Факторы окружающей среды

Было признано, что ряд факторов окружающей среды либо непосредственно влияет на развитие, либо является катализатором многих аутоиммунных заболеваний. Текущие исследования показывают, что до семидесяти процентов аутоиммунных заболеваний вызваны факторами окружающей среды, включая химические вещества, инфекции, диету и дисбактериоз кишечника. Было определено, что единый набор шагов является наиболее вероятной теорией начала аутоиммунного заболевания.[27]

  1. Триггеры окружающей среды
  2. Снижение пероральной переносимости
  3. Дисбактериоз кишечника
  4. Повышенная проницаемость кишечника
  5. Повышенная иммунная реактивность
  6. Аутоиммунитет

Химические вещества можно найти в непосредственной близости от окружающей среды или в форме лекарств, в том числе: гидразины, краски для волос, трихлорэтилен, тартразины, опасные отходы и промышленные выбросы.[28]

Установлено, что УФ-излучение является возможной причиной развития дерматомиозита, вызываемого аутоиммунным заболеванием,[29] воздействие пестицидов играет роль в развитии ревматоидного артрита,[30] и витамин D оказался ключевым в предотвращении иммунных дисфункций у пожилых людей.[31] Инфекционные агенты считаются активаторами Т-клеток, что необходимо для активации аутоиммунных заболеваний. Эти механизмы относительно неизвестны, но являются одной из современных теорий, объясняющих аутоиммунные заболевания, вызванные инфекцией, такие как синдром Гийена-Барре и ревматическая лихорадка.[32]

Патофизиология

Человек иммунная система обычно производит оба Т-клетки и В-клетки которые способны реагировать на самоантигены, но эти самореактивные клетки обычно либо убиваются до того, как становятся активными в иммунной системе, помещаются в состояние анергии (незаметно удаляются от их роли в иммунной системе из-за чрезмерной активации), либо лишаются своей роли в иммунной системе. иммунная система регулирующими клетками. Когда какой-либо из этих механизмов выходит из строя, возможно наличие резервуара самореактивных клеток, которые становятся функциональными в иммунной системе. Механизмы предотвращения создания самореактивных Т-клеток осуществляются посредством процесса отрицательного отбора внутри вилочковая железа поскольку Т-клетка развивается в зрелую иммунную клетку.

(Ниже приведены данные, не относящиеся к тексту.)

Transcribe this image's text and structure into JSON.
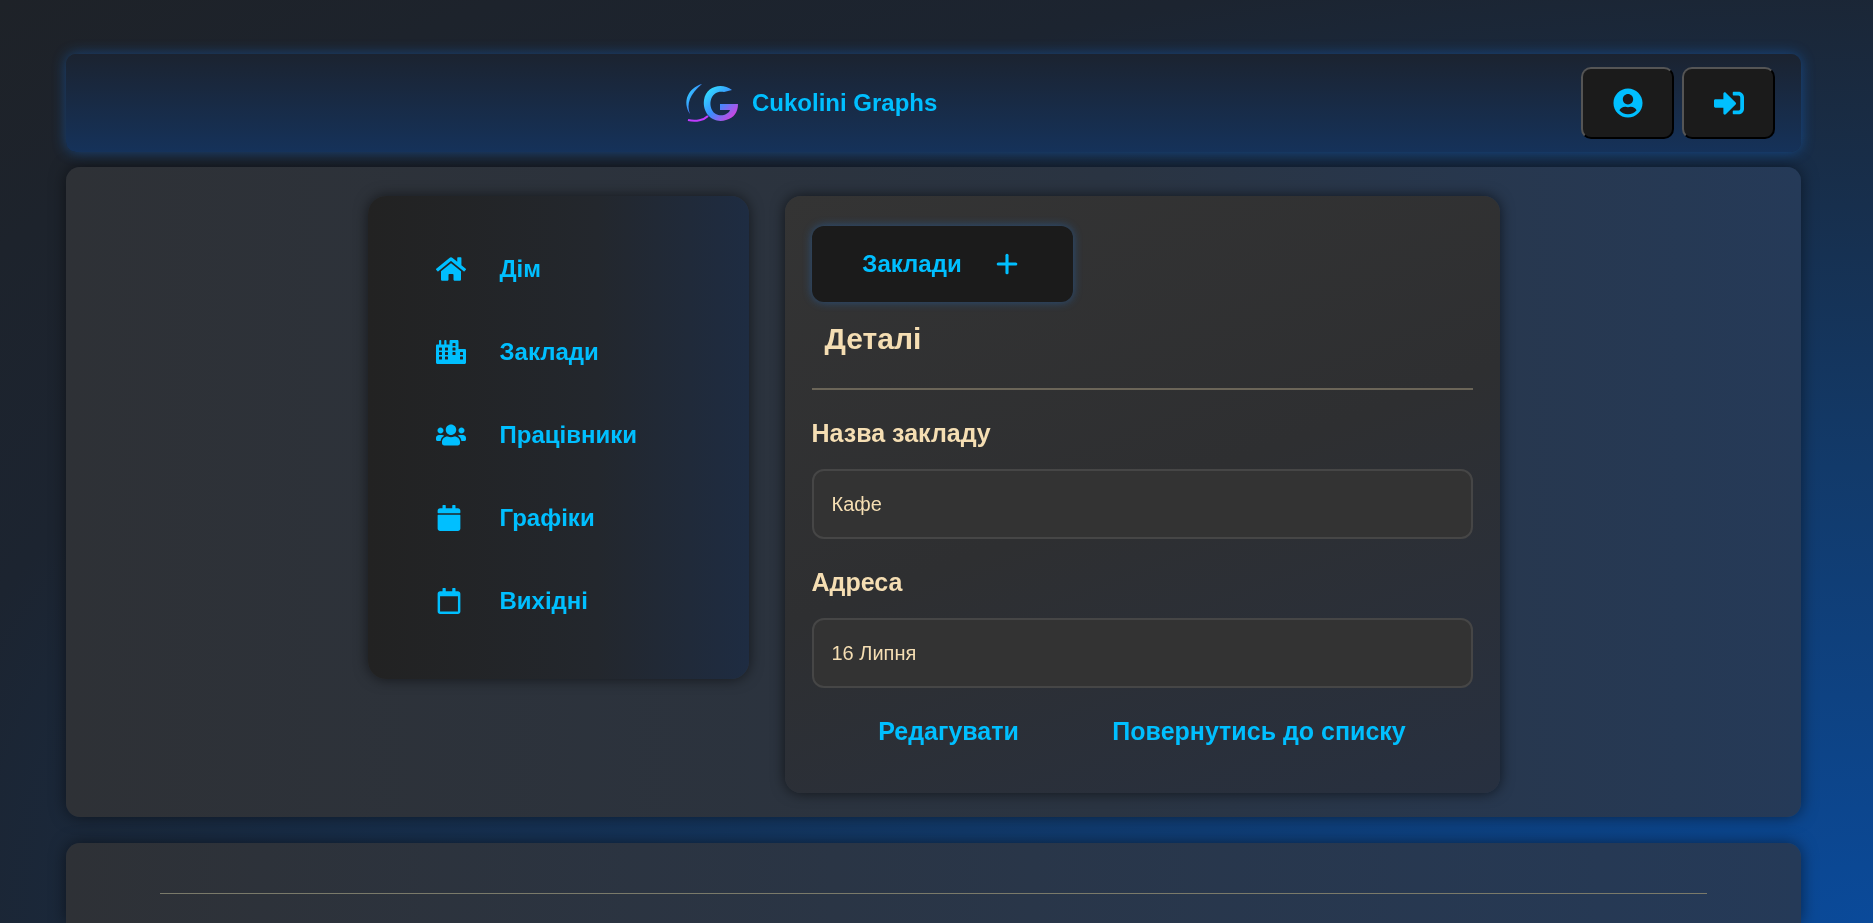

Некоторые инфекции, такие как Campylobacter jejuni, имеют антигены которые похожи (но не идентичны) на наши собственные молекулы. В этом случае нормальный иммунный ответ на C. jejuni может привести к выработке антител, которые также в меньшей степени реагируют с ганглиозидами миелиновой оболочки, окружающей аксоны периферических нервов (т. е. Гийен-Барре ). Основное понимание лежащей в основе патофизиологии аутоиммунных заболеваний заключалось в применении полногеномных ассоциативных сканирований, которые выявили степень генетического сходства аутоиммунных заболеваний.[33]

Аутоиммунитет, с другой стороны, это наличие аутореактивного иммунного ответа (например, аутоантитела, аутореактивных Т-клеток) с повреждением или патологией в результате этого или без них.[34] Это может быть ограничено определенными органы (например, в аутоиммунный тиреоидит ) или затрагивают конкретную ткань в разных местах (например, Болезнь Гудпасчера что может повлиять на базальная мембрана в обоих легкое и почка ).

Существует множество теорий о том, как возникает аутоиммунное заболевание. Некоторые распространенные из них перечислены ниже.

Диагностика

Чтобы заболевание считалось аутоиммунным заболеванием, оно должно отвечать на Постулаты Витебского (впервые сформулировано Эрнест Витебски и его коллеги в 1957 г. и модифицированы в 1994 г.):[35][36]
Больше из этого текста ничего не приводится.